Michael Saylor Opposes Bitcoins BIP-110 Data-Restriction Proposal
BIP‑110 proposes to limit OP_RETURN outputs to 83 bytes and restrict the total payload of non‑standard transactions to 256 bytes. Transactions that create outputs before the activation of the rule would remain exempt, meaning the change would not affect existing on‑chain data. Supporters claim the proposal will reduce the amount of non‑financial data on the blockchain, thereby lowering the storage burden on full‑node operators and preventing block space from being filled with large, non‑payment payloads.

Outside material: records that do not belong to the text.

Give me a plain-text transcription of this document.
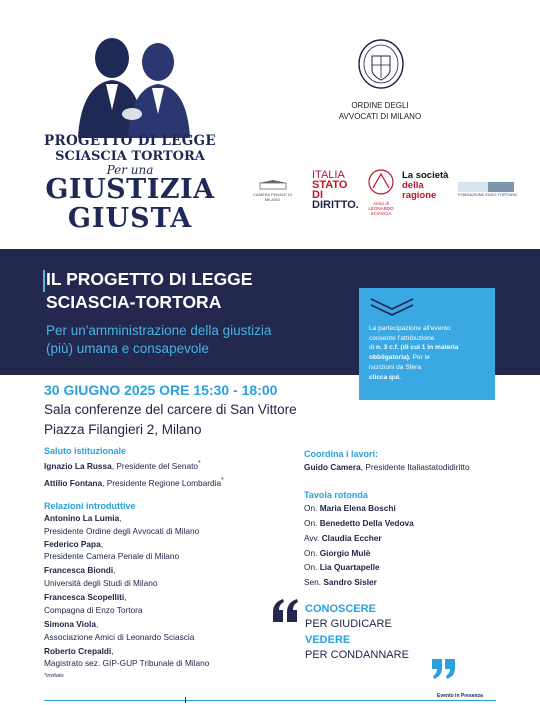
PROGETTO DI LEGGE
SCIASCIA TORTORA
Per una
GIUSTIZIA
GIUSTA
ORDINE DEGLI
AVVOCATI DI MILANO
CAMERA PENALE DI MILANO
ITALIA
STATO DI
DIRITTO.	Amici di LEONARDO SCIASCIA
La società
della ragione	FONDAZIONE ENZO TORTORA
IL PROGETTO DI LEGGE
SCIASCIA-TORTORA
Per un'amministrazione della giustizia
(più) umana e consapevole
La partecipazione all'evento
consente l'attribuzione
di n. 3 c.f. (di cui 1 in materia
obbligatoria). Per le
iscrizioni da Sfera
clicca qui.
30 GIUGNO 2025 ORE 15:30 - 18:00
Sala conferenze del carcere di San Vittore
Piazza Filangieri 2, Milano
Saluto istituzionale
Ignazio La Russa, Presidente del Senato*
Attilio Fontana, Presidente Regione Lombardia*
Relazioni introduttive
Antonino La Lumia,
Presidente Ordine degli Avvocati di Milano
Federico Papa,
Presidente Camera Penale di Milano
Francesca Biondi,
Università degli Studi di Milano
Francesca Scopelliti,
Compagna di Enzo Tortora
Simona Viola,
Associazione Amici di Leonardo Sciascia
Roberto Crepaldi,
Magistrato sez. GIP-GUP Tribunale di Milano
*invitato
Coordina i lavori:
Guido Camera, Presidente Italiastatodidiritto
Tavola rotonda
On. Maria Elena Boschi
On. Benedetto Della Vedova
Avv. Claudia Eccher
On. Giorgio Mulè
On. Lia Quartapelle
Sen. Sandro Sisler
CONOSCERE
PER GIUDICARE
VEDERE
PER CONDANNARE
Evento in Presenza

Saylor’s main objection is that the Bitcoin protocol cannot reliably determine the purpose of data embedded in a transaction. He writes that the network cannot distinguish whether a data field contains an image, a proof of authenticity, a contract, or any other future use. Consequently, he argues that miners, node operators, and the fee market should manage disputed activity without altering the base‑layer consensus rules.
In his article, Saylor concludes that “Bitcoin does not need guardians of purity. It needs guardians of neutrality.” He has previously described the consensus precedent set by BIP‑110 as “extremely dangerous” and warned that the proposal could create fork risks if adopted without broad support.

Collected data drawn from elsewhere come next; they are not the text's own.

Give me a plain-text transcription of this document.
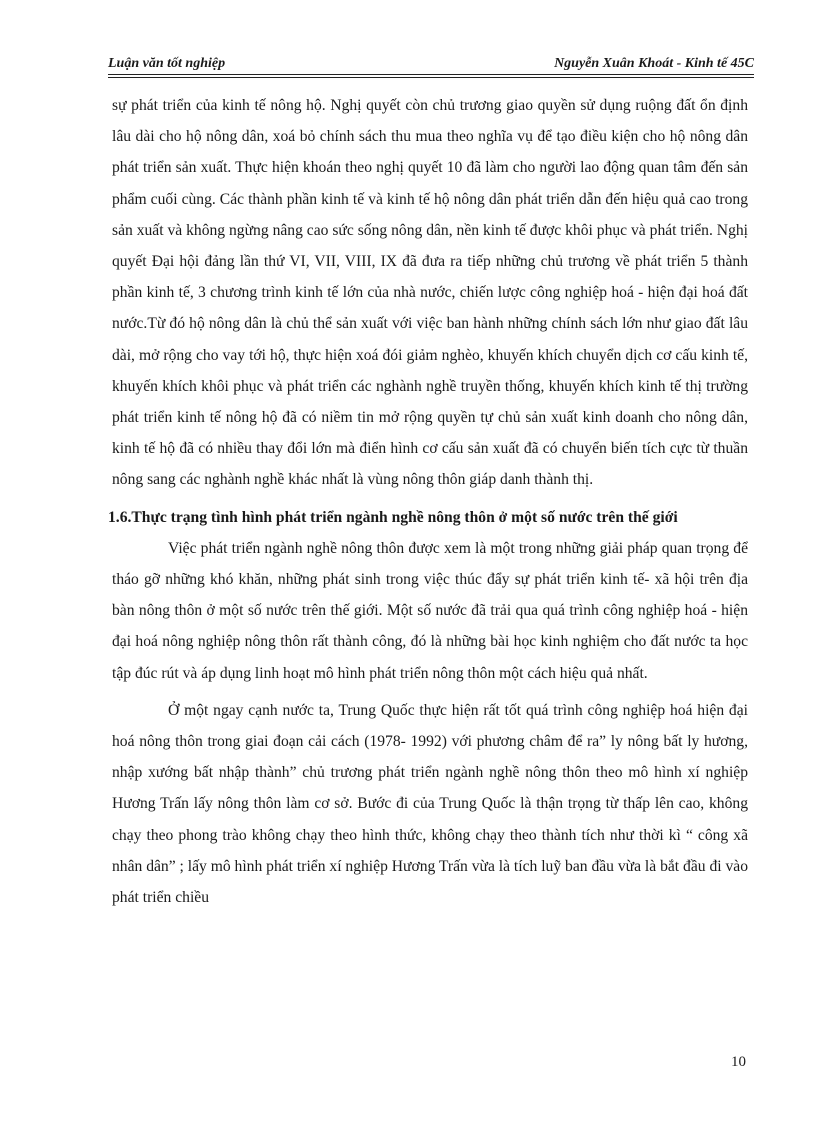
Luận văn tốt nghiệp	Nguyễn Xuân Khoát - Kinh tế 45C

sự phát triển của kinh tế nông hộ. Nghị quyết còn chủ trương giao quyền sử dụng ruộng đất ổn định lâu dài cho hộ nông dân, xoá bỏ chính sách thu mua theo nghĩa vụ để tạo điều kiện cho hộ nông dân phát triển sản xuất. Thực hiện khoán theo nghị quyết 10 đã làm cho người lao động quan tâm đến sản phẩm cuối cùng. Các thành phần kinh tế và kinh tế hộ nông dân phát triển dẫn đến hiệu quả cao trong sản xuất và không ngừng nâng cao sức sống nông dân, nền kinh tế được khôi phục và phát triển. Nghị quyết Đại hội đảng lần thứ VI, VII, VIII, IX đã đưa ra tiếp những chủ trương về phát triển 5 thành phần kinh tế, 3 chương trình kinh tế lớn của nhà nước, chiến lược công nghiệp hoá - hiện đại hoá đất nước.Từ đó hộ nông dân là chủ thể sản xuất với việc ban hành những chính sách lớn như giao đất lâu dài, mở rộng cho vay tới hộ, thực hiện xoá đói giảm nghèo, khuyến khích chuyển dịch cơ cấu kinh tế, khuyến khích khôi phục và phát triển các nghành nghề truyền thống, khuyến khích kinh tế thị trường phát triển kinh tế nông hộ đã có niềm tin mở rộng quyền tự chủ sản xuất kinh doanh cho nông dân, kinh tế hộ đã có nhiều thay đổi lớn mà điển hình cơ cấu sản xuất đã có chuyển biến tích cực từ thuần nông sang các nghành nghề khác nhất là vùng nông thôn giáp danh thành thị.

1.6.Thực trạng tình hình phát triển ngành nghề nông thôn ở một số nước trên thế giới

Việc phát triển ngành nghề nông thôn được xem là một trong những giải pháp quan trọng để tháo gỡ những khó khăn, những phát sinh trong việc thúc đẩy sự phát triển kinh tế- xã hội trên địa bàn nông thôn ở một số nước trên thế giới. Một số nước đã trải qua quá trình công nghiệp hoá - hiện đại hoá nông nghiệp nông thôn rất thành công, đó là những bài học kinh nghiệm cho đất nước ta học tập đúc rút và áp dụng linh hoạt mô hình phát triển nông thôn một cách hiệu quả nhất.

Ở một ngay cạnh nước ta, Trung Quốc thực hiện rất tốt quá trình công nghiệp hoá hiện đại hoá nông thôn trong giai đoạn cải cách (1978- 1992) với phương châm để ra” ly nông bất ly hương, nhập xướng bất nhập thành” chủ trương phát triển ngành nghề nông thôn theo mô hình xí nghiệp Hương Trấn lấy nông thôn làm cơ sở. Bước đi của Trung Quốc là thận trọng từ thấp lên cao, không chạy theo phong trào không chạy theo hình thức, không chạy theo thành tích như thời kì “ công xã nhân dân” ; lấy mô hình phát triển xí nghiệp Hương Trấn vừa là tích luỹ ban đầu vừa là bắt đầu đi vào phát triển chiều

10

The debate over BIP‑110 has attracted attention from several key stakeholders. Adam Back, co‑founder of Blockstream and a prominent Bitcoin developer, has publicly opposed the proposal and cautioned that enforcing disputed rules without widespread miner backing could lead to a split. Back’s stance echoes Saylor’s concerns about the potential for a hard fork.
On the other side, Bitcoin developer Luke Dashjr has remained a supporter of the proposal. According to reports, Dashjr has rejected calls to withdraw BIP‑110 even as the community’s focus has shifted toward Ordinals, Runes, and other data‑heavy uses that the proposal seeks to limit.
Miner support for BIP‑110 is currently negligible. The activation mechanism requires 55 % of miners to signal support, which translates to 1,109 of the 2,016 mined blocks. As of July 12, 2026, the signaling rate was near zero, far below the threshold needed to lock in the proposed rules.
Because BIP‑110 is temporary, if the activation threshold is reached, the restrictions would automatically expire after approximately one year, at block height 987,424. The proposal’s design reflects a compromise: it would impose a short‑term limit on data‑heavy transactions while preserving the network’s long‑term neutrality.
The controversy highlights the broader governance challenges facing Bitcoin. Consensus rules are intended to be stable and predictable, and any change requires a high level of agreement among miners, developers, and node operators. The BIP‑110 debate illustrates how differing views on data usage, node resource constraints, and the role of consensus can lead to deep divisions within the community.
Saylor’s position aligns with his long‑standing view that Bitcoin’s value lies in its predictable rules rather than frequent feature changes. He has repeatedly argued that policy tools, pruning, fee pricing, and second‑layer solutions can address resource use without altering the base layer.
As the BIP‑110 discussion continues, the Bitcoin community remains divided. The proposal’s future hinges on miner signaling and the willingness of developers and node operators to accept a temporary change to the protocol. Until the activation threshold is met, BIP‑110 will remain a proposal on the table, and the network will continue to operate under its current rules.
The debate also serves as a reminder that Bitcoin’s governance model relies on consensus and that any attempt to alter the protocol must be carefully weighed against the network’s core principles of neutrality and stability.